Justices Clarence Thomas, Samuel Alito, Neil Gorsuch, Brett Kavanaugh and Amy Coney Barrett were direct in their interrogation of Solicitor General Elizabeth Prelogar regarding the DOJ’s utilization of a provision of the Oxley Act of 2002 in their Jan. 6 prosecutions. 

The law includes provisions concerning obstruction of official proceedings, historically applied against individuals who tampered with evidence in such cases rather than those who caused a temporary halt in the proceedings, similar to the events of Jan. 6.

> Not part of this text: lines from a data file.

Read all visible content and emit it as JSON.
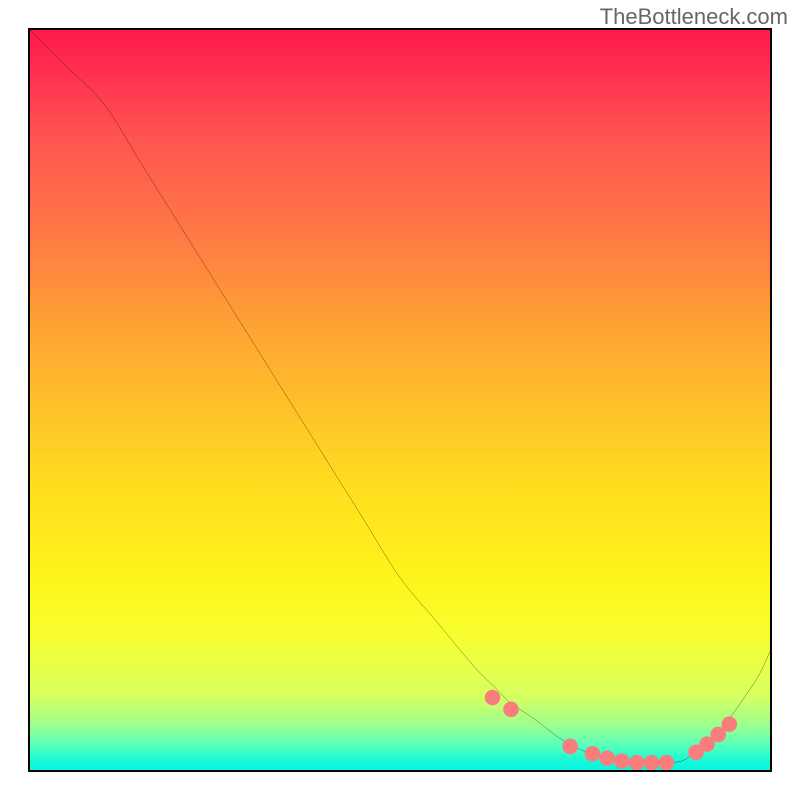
{
  "watermark": "TheBottleneck.com",
  "chart_data": {
    "type": "line",
    "title": "",
    "xlabel": "",
    "ylabel": "",
    "xlim": [
      0,
      100
    ],
    "ylim": [
      0,
      100
    ],
    "curve": {
      "name": "bottleneck-curve",
      "x": [
        0,
        5,
        10,
        15,
        20,
        25,
        30,
        35,
        40,
        45,
        50,
        55,
        60,
        63,
        65,
        68,
        72,
        75,
        78,
        82,
        85,
        88,
        90,
        93,
        98,
        100
      ],
      "y": [
        100,
        95,
        90,
        82,
        74,
        66,
        58,
        50,
        42,
        34,
        26,
        20,
        14,
        11,
        9,
        7,
        4,
        2.5,
        1.5,
        1.0,
        1.0,
        1.2,
        2.5,
        5,
        12,
        16
      ]
    },
    "markers": {
      "name": "highlight-dots",
      "color": "#f97d7d",
      "x": [
        62.5,
        65,
        73,
        76,
        78,
        80,
        82,
        84,
        86,
        90,
        91.5,
        93,
        94.5
      ],
      "y": [
        9.8,
        8.2,
        3.2,
        2.2,
        1.6,
        1.2,
        1.0,
        1.0,
        1.0,
        2.4,
        3.5,
        4.8,
        6.2
      ]
    },
    "gradient_stops": [
      {
        "pos": 0,
        "color": "#ff1a4a"
      },
      {
        "pos": 50,
        "color": "#ffd020"
      },
      {
        "pos": 100,
        "color": "#0df5e0"
      }
    ]
  }
}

The conservative justices contested the implementation of broad prosecutorial powers and raised questions about selective prosecution. In essence, their questions can be summed up to: why hasn’t this law been applied to other protestors or riots? 

“There have been many violent protests that have interfered with proceedings. Has the government applied this provision to other protests?” Thomas queried. 

“Would a sit-in that disrupts a trial or access to a federal courthouse qualify?” Gorsuch inquired of Prelogar, citing past instances resembling obstruction of official proceedings. 

“Would a heckler in today’s audience qualify or at the State of the Union address? Would pulling a fire alarm before a vote qualify, if for 20 years in federal prison?” he added. 

In response to Gorsuch, Prelogar vaguely argued that such instances could not amount to crimes under the Oxley Act because the federal government couldn’t demonstrate “obstruction,” which prosecutors defined as “meaningful interference.” 

Prelogar’s interpretation of the law failed to satisfy Alito, who, in his questioning, echoed the concerns expressed by Thomas and Gorsuch. 

“We’ve had a number of protests in the courtroom. Let’s say that today, while you’re arguing… five people get up, one after the other and they shouted either, ‘Keep the January 6 insurrectionists in jail’ or ‘Free the January 6 patriots,’ and as a result of this, police officers have to remove them forcibly from the courtroom, and let’s say we have to delay the proceedings for five minutes. … Would that be a violation of 1512,” Alito asked, referring to the contentious law. 

Barrett joined in, asking: “Tell me why I shouldn’t be concerned about the breadth of the government’s reading?” 

The judges will now weigh the merits of the case and issue a ruling in June, according to media reports. 

The case originated from criminal charges filed against Joseph W. Fischer, a former cop who was arrested after entering the Capitol on Jan. 6 and charged with obstruction of an official proceeding.